Plaintiff Willcox brought an ERISA case against Liberty Life Assurance Co. of Boston and she won on summary judgment. The case went up on appeal. Plaintiff prevailed on that appeal. Then, when the case went back down to U.S. District Court Judge Paul Magnuson (D. Minn.) for a statutory award of attorneys’ fees for the prevailing plaintiff, the district court “zeroed” the plaintiff on fees. (Denial of the petition for attorneys’ fees is here.)
In the decision, Judge Magnuson chided plaintiff’s counsel for his “vitriolic argument.” Earlier, the Judge had cautioned the plaintiff’s lawyer for his “threatening and venomous” language.
Counsel for Defendant Liberty Life sets out the nature of plaintiff’s counsel’s “venomous” language on pages 22-29 of their brief.
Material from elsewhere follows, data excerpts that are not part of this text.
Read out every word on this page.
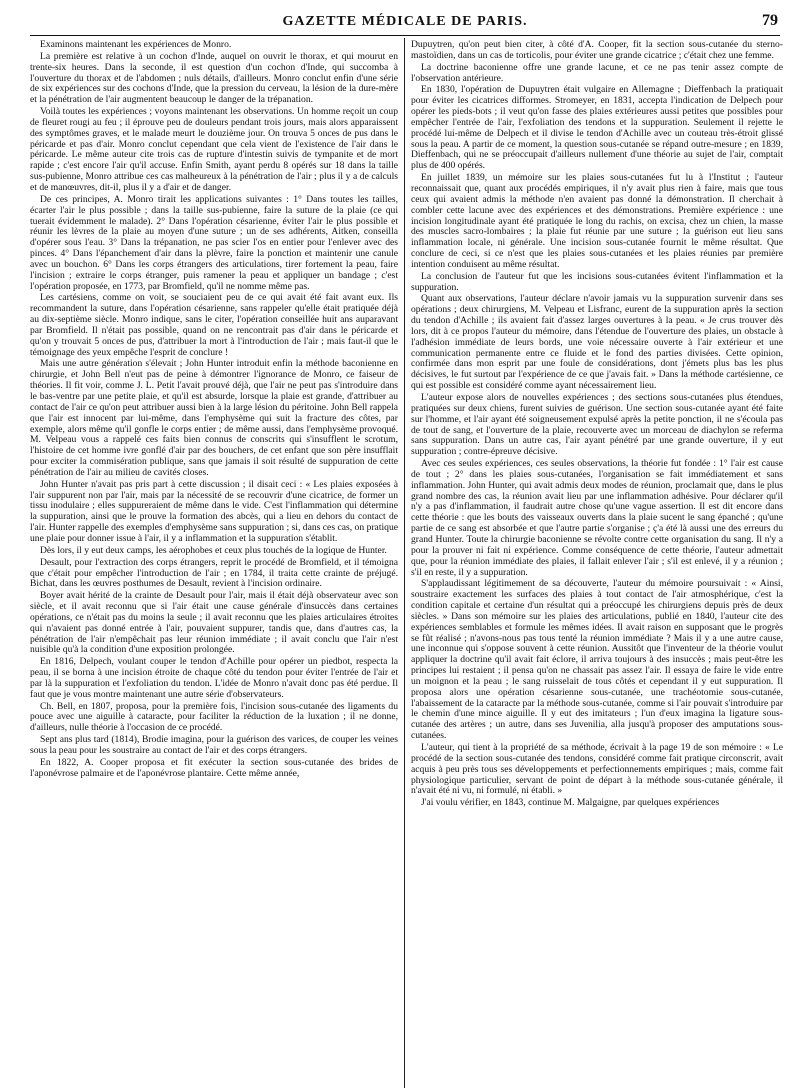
GAZETTE MÉDICALE DE PARIS.	79

Examinons maintenant les expériences de Monro.

La première est relative à un cochon d'Inde, auquel on ouvrit le thorax, et qui mourut en trente-six heures. Dans la seconde, il est question d'un cochon d'Inde, qui succomba à l'ouverture du thorax et de l'abdomen ; nuls détails, d'ailleurs. Monro conclut enfin d'une série de six expériences sur des cochons d'Inde, que la pression du cerveau, la lésion de la dure-mère et la pénétration de l'air augmentent beaucoup le danger de la trépanation.

Voilà toutes les expériences ; voyons maintenant les observations. Un homme reçoit un coup de fleuret rougi au feu ; il éprouve peu de douleurs pendant trois jours, mais alors apparaissent des symptômes graves, et le malade meurt le douzième jour. On trouva 5 onces de pus dans le péricarde et pas d'air. Monro conclut cependant que cela vient de l'existence de l'air dans le péricarde. Le même auteur cite trois cas de rupture d'intestin suivis de tympanite et de mort rapide ; c'est encore l'air qu'il accuse. Enfin Smith, ayant perdu 8 opérés sur 18 dans la taille sus-pubienne, Monro attribue ces cas malheureux à la pénétration de l'air ; plus il y a de calculs et de manœuvres, dit-il, plus il y a d'air et de danger.

De ces principes, A. Monro tirait les applications suivantes : 1° Dans toutes les tailles, écarter l'air le plus possible ; dans la taille sus-pubienne, faire la suture de la plaie (ce qui tuerait évidemment le malade). 2° Dans l'opération césarienne, éviter l'air le plus possible et réunir les lèvres de la plaie au moyen d'une suture ; un de ses adhérents, Aitken, conseilla d'opérer sous l'eau. 3° Dans la trépanation, ne pas scier l'os en entier pour l'enlever avec des pinces. 4° Dans l'épanchement d'air dans la plèvre, faire la ponction et maintenir une canule avec un bouchon. 6° Dans les corps étrangers des articulations, tirer fortement la peau, faire l'incision ; extraire le corps étranger, puis ramener la peau et appliquer un bandage ; c'est l'opération proposée, en 1773, par Bromfield, qu'il ne nomme même pas.

Les cartésiens, comme on voit, se souciaient peu de ce qui avait été fait avant eux. Ils recommandent la suture, dans l'opération césarienne, sans rappeler qu'elle était pratiquée déjà au dix-septième siècle. Monro indique, sans le citer, l'opération conseillée huit ans auparavant par Bromfield. Il n'était pas possible, quand on ne rencontrait pas d'air dans le péricarde et qu'on y trouvait 5 onces de pus, d'attribuer la mort à l'introduction de l'air ; mais faut-il que le témoignage des yeux empêche l'esprit de conclure !

Mais une autre génération s'élevait ; John Hunter introduit enfin la méthode baconienne en chirurgie, et John Bell n'eut pas de peine à démontrer l'ignorance de Monro, ce faiseur de théories. Il fit voir, comme J. L. Petit l'avait prouvé déjà, que l'air ne peut pas s'introduire dans le bas-ventre par une petite plaie, et qu'il est absurde, lorsque la plaie est grande, d'attribuer au contact de l'air ce qu'on peut attribuer aussi bien à la large lésion du péritoine. John Bell rappela que l'air est innocent par lui-même, dans l'emphysème qui suit la fracture des côtes, par exemple, alors même qu'il gonfle le corps entier ; de même aussi, dans l'emphysème provoqué. M. Velpeau vous a rappelé ces faits bien connus de conscrits qui s'insufflent le scrotum, l'histoire de cet homme ivre gonflé d'air par des bouchers, de cet enfant que son père insufflait pour exciter la commisération publique, sans que jamais il soit résulté de suppuration de cette pénétration de l'air au milieu de cavités closes.

John Hunter n'avait pas pris part à cette discussion ; il disait ceci : « Les plaies exposées à l'air suppurent non par l'air, mais par la nécessité de se recouvrir d'une cicatrice, de former un tissu inodulaire ; elles suppureraient de même dans le vide. C'est l'inflammation qui détermine la suppuration, ainsi que le prouve la formation des abcès, qui a lieu en dehors du contact de l'air. Hunter rappelle des exemples d'emphysème sans suppuration ; si, dans ces cas, on pratique une plaie pour donner issue à l'air, il y a inflammation et la suppuration s'établit.

Dès lors, il y eut deux camps, les aérophobes et ceux plus touchés de la logique de Hunter.

Desault, pour l'extraction des corps étrangers, reprit le procédé de Bromfield, et il témoigna que c'était pour empêcher l'introduction de l'air ; en 1784, il traita cette crainte de préjugé. Bichat, dans les œuvres posthumes de Desault, revient à l'incision ordinaire.

Boyer avait hérité de la crainte de Desault pour l'air, mais il était déjà observateur avec son siècle, et il avait reconnu que si l'air était une cause générale d'insuccès dans certaines opérations, ce n'était pas du moins la seule ; il avait reconnu que les plaies articulaires étroites qui n'avaient pas donné entrée à l'air, pouvaient suppurer, tandis que, dans d'autres cas, la pénétration de l'air n'empêchait pas leur réunion immédiate ; il avait conclu que l'air n'est nuisible qu'à la condition d'une exposition prolongée.

En 1816, Delpech, voulant couper le tendon d'Achille pour opérer un piedbot, respecta la peau, il se borna à une incision étroite de chaque côté du tendon pour éviter l'entrée de l'air et par là la suppuration et l'exfoliation du tendon. L'idée de Monro n'avait donc pas été perdue. Il faut que je vous montre maintenant une autre série d'observateurs.

Ch. Bell, en 1807, proposa, pour la première fois, l'incision sous-cutanée des ligaments du pouce avec une aiguille à cataracte, pour faciliter la réduction de la luxation ; il ne donne, d'ailleurs, nulle théorie à l'occasion de ce procédé.

Sept ans plus tard (1814), Brodie imagina, pour la guérison des varices, de couper les veines sous la peau pour les soustraire au contact de l'air et des corps étrangers.

En 1822, A. Cooper proposa et fit exécuter la section sous-cutanée des brides de l'aponévrose palmaire et de l'aponévrose plantaire. Cette même année,

Dupuytren, qu'on peut bien citer, à côté d'A. Cooper, fit la section sous-cutanée du sterno-mastoïdien, dans un cas de torticolis, pour éviter une grande cicatrice ; c'était chez une femme.

La doctrine baconienne offre une grande lacune, et ce ne pas tenir assez compte de l'observation antérieure.

En 1830, l'opération de Dupuytren était vulgaire en Allemagne ; Dieffenbach la pratiquait pour éviter les cicatrices difformes. Stromeyer, en 1831, accepta l'indication de Delpech pour opérer les pieds-bots ; il veut qu'on fasse des plaies extérieures aussi petites que possibles pour empêcher l'entrée de l'air, l'exfoliation des tendons et la suppuration. Seulement il rejette le procédé lui-même de Delpech et il divise le tendon d'Achille avec un couteau très-étroit glissé sous la peau. A partir de ce moment, la question sous-cutanée se répand outre-mesure ; en 1839, Dieffenbach, qui ne se préoccupait d'ailleurs nullement d'une théorie au sujet de l'air, comptait plus de 400 opérés.

En juillet 1839, un mémoire sur les plaies sous-cutanées fut lu à l'Institut ; l'auteur reconnaissait que, quant aux procédés empiriques, il n'y avait plus rien à faire, mais que tous ceux qui avaient admis la méthode n'en avaient pas donné la démonstration. Il cherchait à combler cette lacune avec des expériences et des démonstrations. Première expérience : une incision longitudinale ayant été pratiquée le long du rachis, on excisa, chez un chien, la masse des muscles sacro-lombaires ; la plaie fut réunie par une suture ; la guérison eut lieu sans inflammation locale, ni générale. Une incision sous-cutanée fournit le même résultat. Que conclure de ceci, si ce n'est que les plaies sous-cutanées et les plaies réunies par première intention conduisent au même résultat.

La conclusion de l'auteur fut que les incisions sous-cutanées évitent l'inflammation et la suppuration.

Quant aux observations, l'auteur déclare n'avoir jamais vu la suppuration survenir dans ses opérations ; deux chirurgiens, M. Velpeau et Lisfranc, eurent de la suppuration après la section du tendon d'Achille ; ils avaient fait d'assez larges ouvertures à la peau. « Je crus trouver dès lors, dit à ce propos l'auteur du mémoire, dans l'étendue de l'ouverture des plaies, un obstacle à l'adhésion immédiate de leurs bords, une voie nécessaire ouverte à l'air extérieur et une communication permanente entre ce fluide et le fond des parties divisées. Cette opinion, confirmée dans mon esprit par une foule de considérations, dont j'émets plus bas les plus décisives, le fut surtout par l'expérience de ce que j'avais fait. » Dans la méthode cartésienne, ce qui est possible est considéré comme ayant nécessairement lieu.

L'auteur expose alors de nouvelles expériences ; des sections sous-cutanées plus étendues, pratiquées sur deux chiens, furent suivies de guérison. Une section sous-cutanée ayant été faite sur l'homme, et l'air ayant été soigneusement expulsé après la petite ponction, il ne s'écoula pas de tout de sang, et l'ouverture de la plaie, recouverte avec un morceau de diachylon se referma sans suppuration. Dans un autre cas, l'air ayant pénétré par une grande ouverture, il y eut suppuration ; contre-épreuve décisive.

Avec ces seules expériences, ces seules observations, la théorie fut fondée : 1° l'air est cause de tout ; 2° dans les plaies sous-cutanées, l'organisation se fait immédiatement et sans inflammation. John Hunter, qui avait admis deux modes de réunion, proclamait que, dans le plus grand nombre des cas, la réunion avait lieu par une inflammation adhésive. Pour déclarer qu'il n'y a pas d'inflammation, il faudrait autre chose qu'une vague assertion. Il est dit encore dans cette théorie : que les bouts des vaisseaux ouverts dans la plaie sucent le sang épanché ; qu'une partie de ce sang est absorbée et que l'autre partie s'organise ; ç'a été là aussi une des erreurs du grand Hunter. Toute la chirurgie baconienne se révolte contre cette organisation du sang. Il n'y a pour la prouver ni fait ni expérience. Comme conséquence de cette théorie, l'auteur admettait que, pour la réunion immédiate des plaies, il fallait enlever l'air ; s'il est enlevé, il y a réunion ; s'il en reste, il y a suppuration.

S'applaudissant légitimement de sa découverte, l'auteur du mémoire poursuivait : « Ainsi, soustraire exactement les surfaces des plaies à tout contact de l'air atmosphérique, c'est la condition capitale et certaine d'un résultat qui a préoccupé les chirurgiens depuis près de deux siècles. » Dans son mémoire sur les plaies des articulations, publié en 1840, l'auteur cite des expériences semblables et formule les mêmes idées. Il avait raison en supposant que le progrès se fût réalisé ; n'avons-nous pas tous tenté la réunion immédiate ? Mais il y a une autre cause, une inconnue qui s'oppose souvent à cette réunion. Aussitôt que l'inventeur de la théorie voulut appliquer la doctrine qu'il avait fait éclore, il arriva toujours à des insuccès ; mais peut-être les principes lui restaient ; il pensa qu'on ne chassait pas assez l'air. Il essaya de faire le vide entre un moignon et la peau ; le sang ruisselait de tous côtés et cependant il y eut suppuration. Il proposa alors une opération césarienne sous-cutanée, une trachéotomie sous-cutanée, l'abaissement de la cataracte par la méthode sous-cutanée, comme si l'air pouvait s'introduire par le chemin d'une mince aiguille. Il y eut des imitateurs ; l'un d'eux imagina la ligature sous-cutanée des artères ; un autre, dans ses Juvenilia, alla jusqu'à proposer des amputations sous-cutanées.

L'auteur, qui tient à la propriété de sa méthode, écrivait à la page 19 de son mémoire : « Le procédé de la section sous-cutanée des tendons, considéré comme fait pratique circonscrit, avait acquis à peu près tous ses développements et perfectionnements empiriques ; mais, comme fait physiologique particulier, servant de point de départ à la méthode sous-cutanée générale, il n'avait été ni vu, ni formulé, ni établi. »

J'ai voulu vérifier, en 1843, continue M. Malgaigne, par quelques expériences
Plaintiff’s counsel suggests that, to the extent the fee award was denied due to this “vitriolic” language, this would be in the nature of a sanction, which would usually provide for due process and opportunity to be heard (not provided here) (her brief is here). To the extent the claimed fees were excessive, Plaintiff’s counsel argued, they should be reduced, not eliminated. (The case was argued before the U.S. Court of Appeals for the Eighth Circuit on March 10 (Case No. 09-2363.)
Plaintiff’s counsel also suggested that the comparison of a $200,000+ fee petition and a $14,800 award was deceptive because the award was for disability benefits, on-going in nature.
Ultimately, there is a fairly important message here for Minnesota civil litigators: Judge Magnuson is not unique among the federal bench in Minnesota (and in Minnesota courts, generally). The bench here generally has little tolerance for “scorched earth” litigation tactics or unnecessarily combative and antagonistic lawyering; bombastic counsel should proceed with caution.